La canción no había terminado todavía. Hablaba de un gran amor entre ese hombre y esa mujer. No podía haber nadie más como ellos, ningún mundo que no fuera joven, ningún árbol que no susurrara su felicidad y ninguna pradera que no llevara con una sonrisa las marcas de su pasión.
– Trata de ti y de mí -dijo de pronto el rey. Simún había creí do que no estaba escuchando-. Yo mismo la encargué.
«Antes aún de verme», pensó ella.
– Puedes vivir para siempre en esa torre.
De repente Simún se quedó sin aire. El calor de los braseros y el espeso humo que salía de ellos le resultaban insoportables. Se puso en pie con brusquedad, se tambaleó un poco y fue bajando los escalones como pudo.
¡Qué hermosa eres, amada mía,
qué hermosa eres!
¡Tus ojos son como palomas
en medio de tus guedejas!
Tus cabellos, como manada de cabras
que bajan retozando las laderas de Galaad.
Tus dientes, como manada de ovejas
que suben del baño recién trasquiladas,
todas con crías gemelas,
ninguna entre ellas estéril.
Tus labios son como un hilo de grana;
tu hablar, cadencioso;
tus mejillas,
como gajos de granada detrás de tu velo.
Pasó junto a los músicos como andando en sueños, apartó uno de los cortinajes y entró con largos pasos en la sala vacía que había tras ellos.
Respirando con mucho trabajo, se detuvo. Allí se estaba mejor, había más claridad, menos angustia. La voz del cantor sólo llegaba a medias. Vio una ventana y fue hacia ella buscando que una bocanada de la fresca brisa vespertina le secara la frente. Oyó unos pasos tras ella, pero no se volvió. «Si me toca… -pensó, y se echó a temblar-. Si me toca otra vez…»
Sin embargo, Salomón se quedó a un paso de ella.

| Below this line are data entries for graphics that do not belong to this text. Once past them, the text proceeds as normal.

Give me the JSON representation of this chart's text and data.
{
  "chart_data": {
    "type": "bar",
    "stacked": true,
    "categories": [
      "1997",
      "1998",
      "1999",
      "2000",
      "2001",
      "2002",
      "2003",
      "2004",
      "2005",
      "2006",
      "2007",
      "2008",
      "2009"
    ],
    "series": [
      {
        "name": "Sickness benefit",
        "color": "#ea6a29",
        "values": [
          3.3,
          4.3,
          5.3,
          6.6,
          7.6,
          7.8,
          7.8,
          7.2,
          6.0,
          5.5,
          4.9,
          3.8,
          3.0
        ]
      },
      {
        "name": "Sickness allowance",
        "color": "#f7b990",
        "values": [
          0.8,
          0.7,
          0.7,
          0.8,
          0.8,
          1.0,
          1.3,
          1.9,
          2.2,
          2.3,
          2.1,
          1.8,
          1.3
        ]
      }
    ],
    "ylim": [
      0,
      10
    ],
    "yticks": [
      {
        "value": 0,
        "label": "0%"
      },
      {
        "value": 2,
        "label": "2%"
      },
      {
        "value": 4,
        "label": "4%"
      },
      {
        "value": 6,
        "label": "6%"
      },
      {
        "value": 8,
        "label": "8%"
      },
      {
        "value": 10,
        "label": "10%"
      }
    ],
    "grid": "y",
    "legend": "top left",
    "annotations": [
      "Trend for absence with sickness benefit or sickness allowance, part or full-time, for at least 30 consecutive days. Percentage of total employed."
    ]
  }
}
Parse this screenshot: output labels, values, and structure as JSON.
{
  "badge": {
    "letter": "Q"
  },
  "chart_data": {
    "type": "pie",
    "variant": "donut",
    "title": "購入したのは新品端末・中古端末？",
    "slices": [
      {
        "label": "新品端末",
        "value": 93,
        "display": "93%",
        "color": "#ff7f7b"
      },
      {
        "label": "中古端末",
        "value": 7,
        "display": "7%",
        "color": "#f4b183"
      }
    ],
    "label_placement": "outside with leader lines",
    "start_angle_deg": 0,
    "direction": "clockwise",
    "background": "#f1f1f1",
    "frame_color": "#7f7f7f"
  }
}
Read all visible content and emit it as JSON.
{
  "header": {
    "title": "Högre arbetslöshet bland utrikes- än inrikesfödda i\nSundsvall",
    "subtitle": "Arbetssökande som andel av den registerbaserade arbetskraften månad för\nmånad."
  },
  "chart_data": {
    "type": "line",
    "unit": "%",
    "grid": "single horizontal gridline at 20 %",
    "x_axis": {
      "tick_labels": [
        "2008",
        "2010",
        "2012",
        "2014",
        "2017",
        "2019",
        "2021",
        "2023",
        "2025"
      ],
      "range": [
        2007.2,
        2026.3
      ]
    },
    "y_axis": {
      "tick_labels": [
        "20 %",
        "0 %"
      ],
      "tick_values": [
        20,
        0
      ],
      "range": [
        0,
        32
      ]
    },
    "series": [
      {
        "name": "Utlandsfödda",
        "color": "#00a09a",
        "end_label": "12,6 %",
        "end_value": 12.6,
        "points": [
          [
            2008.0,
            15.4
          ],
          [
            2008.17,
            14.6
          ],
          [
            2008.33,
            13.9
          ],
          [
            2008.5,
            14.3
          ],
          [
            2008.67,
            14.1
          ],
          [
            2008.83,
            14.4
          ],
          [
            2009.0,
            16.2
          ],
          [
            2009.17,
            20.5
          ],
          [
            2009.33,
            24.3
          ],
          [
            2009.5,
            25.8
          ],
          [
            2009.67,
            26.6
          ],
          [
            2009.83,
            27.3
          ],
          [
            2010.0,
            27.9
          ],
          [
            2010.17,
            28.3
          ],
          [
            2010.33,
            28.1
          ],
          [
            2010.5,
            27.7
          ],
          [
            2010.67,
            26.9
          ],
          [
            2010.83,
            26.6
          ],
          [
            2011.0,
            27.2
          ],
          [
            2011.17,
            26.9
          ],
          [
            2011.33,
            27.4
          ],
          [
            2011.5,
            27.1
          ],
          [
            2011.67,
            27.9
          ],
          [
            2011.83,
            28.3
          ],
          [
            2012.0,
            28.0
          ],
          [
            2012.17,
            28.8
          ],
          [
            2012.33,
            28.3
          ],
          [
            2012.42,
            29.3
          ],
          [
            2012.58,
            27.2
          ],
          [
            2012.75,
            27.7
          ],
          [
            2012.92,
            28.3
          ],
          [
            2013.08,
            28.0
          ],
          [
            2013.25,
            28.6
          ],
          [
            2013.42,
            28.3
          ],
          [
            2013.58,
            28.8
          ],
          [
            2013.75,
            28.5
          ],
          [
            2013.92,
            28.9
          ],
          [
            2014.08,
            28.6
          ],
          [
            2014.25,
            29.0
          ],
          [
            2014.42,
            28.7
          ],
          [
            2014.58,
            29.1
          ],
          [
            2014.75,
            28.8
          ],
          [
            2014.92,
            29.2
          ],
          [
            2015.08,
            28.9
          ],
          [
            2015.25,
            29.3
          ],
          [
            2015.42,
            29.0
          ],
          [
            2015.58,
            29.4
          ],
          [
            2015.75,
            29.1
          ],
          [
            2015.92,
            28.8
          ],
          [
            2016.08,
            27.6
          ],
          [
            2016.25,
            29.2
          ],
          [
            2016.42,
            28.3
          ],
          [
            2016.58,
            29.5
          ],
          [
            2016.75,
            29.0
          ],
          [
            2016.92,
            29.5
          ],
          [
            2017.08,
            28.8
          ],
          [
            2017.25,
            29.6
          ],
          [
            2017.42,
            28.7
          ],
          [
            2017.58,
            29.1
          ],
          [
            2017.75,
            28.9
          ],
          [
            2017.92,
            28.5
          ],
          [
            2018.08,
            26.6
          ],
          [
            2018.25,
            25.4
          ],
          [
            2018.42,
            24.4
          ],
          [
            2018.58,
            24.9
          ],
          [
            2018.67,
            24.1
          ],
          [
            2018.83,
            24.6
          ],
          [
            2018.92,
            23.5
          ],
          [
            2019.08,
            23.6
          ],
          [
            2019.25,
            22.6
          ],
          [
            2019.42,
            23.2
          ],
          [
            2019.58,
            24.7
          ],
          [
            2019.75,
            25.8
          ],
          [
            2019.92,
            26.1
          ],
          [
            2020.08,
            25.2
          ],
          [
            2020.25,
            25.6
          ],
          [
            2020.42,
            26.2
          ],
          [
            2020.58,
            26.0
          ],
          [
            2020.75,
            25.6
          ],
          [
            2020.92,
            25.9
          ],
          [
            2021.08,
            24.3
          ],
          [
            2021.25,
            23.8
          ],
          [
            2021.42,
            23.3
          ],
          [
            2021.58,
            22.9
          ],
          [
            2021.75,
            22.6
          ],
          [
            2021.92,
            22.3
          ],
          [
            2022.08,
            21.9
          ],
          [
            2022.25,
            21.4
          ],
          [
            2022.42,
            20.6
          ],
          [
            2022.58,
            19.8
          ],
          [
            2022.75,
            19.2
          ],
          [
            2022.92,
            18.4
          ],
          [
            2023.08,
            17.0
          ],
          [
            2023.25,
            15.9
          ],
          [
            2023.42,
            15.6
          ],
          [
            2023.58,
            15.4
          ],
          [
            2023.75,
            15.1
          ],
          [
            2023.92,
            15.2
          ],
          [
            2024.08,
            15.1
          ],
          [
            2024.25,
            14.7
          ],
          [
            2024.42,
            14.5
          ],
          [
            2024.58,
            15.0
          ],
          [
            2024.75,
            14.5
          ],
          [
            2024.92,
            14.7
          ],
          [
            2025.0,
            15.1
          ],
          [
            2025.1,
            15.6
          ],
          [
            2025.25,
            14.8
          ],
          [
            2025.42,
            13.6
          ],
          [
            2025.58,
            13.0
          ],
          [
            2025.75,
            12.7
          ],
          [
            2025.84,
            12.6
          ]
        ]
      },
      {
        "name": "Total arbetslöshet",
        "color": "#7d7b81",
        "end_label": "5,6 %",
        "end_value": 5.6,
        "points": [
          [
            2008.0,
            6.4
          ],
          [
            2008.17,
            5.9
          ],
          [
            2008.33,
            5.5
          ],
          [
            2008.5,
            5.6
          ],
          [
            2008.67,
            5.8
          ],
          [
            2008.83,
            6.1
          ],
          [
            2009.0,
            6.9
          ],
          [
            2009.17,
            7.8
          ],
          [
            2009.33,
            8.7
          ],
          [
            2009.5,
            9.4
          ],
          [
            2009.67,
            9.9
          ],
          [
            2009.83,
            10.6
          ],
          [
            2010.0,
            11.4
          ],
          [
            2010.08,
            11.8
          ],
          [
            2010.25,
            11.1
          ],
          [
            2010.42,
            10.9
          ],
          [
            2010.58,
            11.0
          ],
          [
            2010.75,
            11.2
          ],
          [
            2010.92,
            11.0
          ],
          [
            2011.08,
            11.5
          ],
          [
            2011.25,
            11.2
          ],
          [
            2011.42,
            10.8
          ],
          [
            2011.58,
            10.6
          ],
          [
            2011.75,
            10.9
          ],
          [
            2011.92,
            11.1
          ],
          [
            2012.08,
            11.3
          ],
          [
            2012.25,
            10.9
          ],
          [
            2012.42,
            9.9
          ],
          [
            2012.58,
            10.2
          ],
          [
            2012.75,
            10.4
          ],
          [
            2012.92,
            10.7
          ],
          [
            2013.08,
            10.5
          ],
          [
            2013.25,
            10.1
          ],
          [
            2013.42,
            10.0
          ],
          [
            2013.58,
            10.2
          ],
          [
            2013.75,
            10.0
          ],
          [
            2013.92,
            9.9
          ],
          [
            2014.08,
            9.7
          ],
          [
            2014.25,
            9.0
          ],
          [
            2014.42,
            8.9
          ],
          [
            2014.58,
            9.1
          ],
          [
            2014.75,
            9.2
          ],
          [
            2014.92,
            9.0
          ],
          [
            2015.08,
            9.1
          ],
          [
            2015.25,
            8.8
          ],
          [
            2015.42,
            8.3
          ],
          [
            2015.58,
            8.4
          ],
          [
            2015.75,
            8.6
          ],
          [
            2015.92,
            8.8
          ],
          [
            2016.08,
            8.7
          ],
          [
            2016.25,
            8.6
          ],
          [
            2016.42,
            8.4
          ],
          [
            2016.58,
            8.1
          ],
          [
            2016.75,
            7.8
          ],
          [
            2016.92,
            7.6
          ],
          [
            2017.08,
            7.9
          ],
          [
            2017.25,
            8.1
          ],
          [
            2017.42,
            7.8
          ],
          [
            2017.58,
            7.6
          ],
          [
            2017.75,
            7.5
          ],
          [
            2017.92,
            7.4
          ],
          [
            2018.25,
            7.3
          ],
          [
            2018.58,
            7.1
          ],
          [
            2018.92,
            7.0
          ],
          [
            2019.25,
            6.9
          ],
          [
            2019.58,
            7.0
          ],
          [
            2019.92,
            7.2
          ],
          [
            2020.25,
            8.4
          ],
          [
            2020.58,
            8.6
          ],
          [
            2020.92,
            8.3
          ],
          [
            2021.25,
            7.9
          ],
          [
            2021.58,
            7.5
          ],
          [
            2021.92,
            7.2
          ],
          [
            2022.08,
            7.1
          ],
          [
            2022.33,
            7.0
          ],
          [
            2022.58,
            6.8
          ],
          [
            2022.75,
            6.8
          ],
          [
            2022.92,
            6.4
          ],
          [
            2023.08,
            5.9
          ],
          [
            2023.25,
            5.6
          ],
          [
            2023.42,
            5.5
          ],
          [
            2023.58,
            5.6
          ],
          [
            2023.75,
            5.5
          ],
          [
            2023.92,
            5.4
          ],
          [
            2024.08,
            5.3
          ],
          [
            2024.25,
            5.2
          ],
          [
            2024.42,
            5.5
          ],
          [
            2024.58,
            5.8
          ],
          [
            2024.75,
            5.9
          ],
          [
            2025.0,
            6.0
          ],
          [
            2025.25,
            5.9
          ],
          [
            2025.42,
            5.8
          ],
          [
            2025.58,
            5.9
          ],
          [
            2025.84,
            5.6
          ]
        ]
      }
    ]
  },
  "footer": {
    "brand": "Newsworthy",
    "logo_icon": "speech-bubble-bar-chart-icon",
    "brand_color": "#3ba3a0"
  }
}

El muchacho seguía con su cantar en la sala contigua.
– Es una canción muy hermosa -murmuró Simún al cabo de un rato.
– Sobrevivirá a los milenios. -Su voz fue fría, como siempre-. Reinar de verdad no significa conquistar sólo a personas y países, ¿sabes?
– ¿Es un acertijo? -preguntó ella con nerviosismo.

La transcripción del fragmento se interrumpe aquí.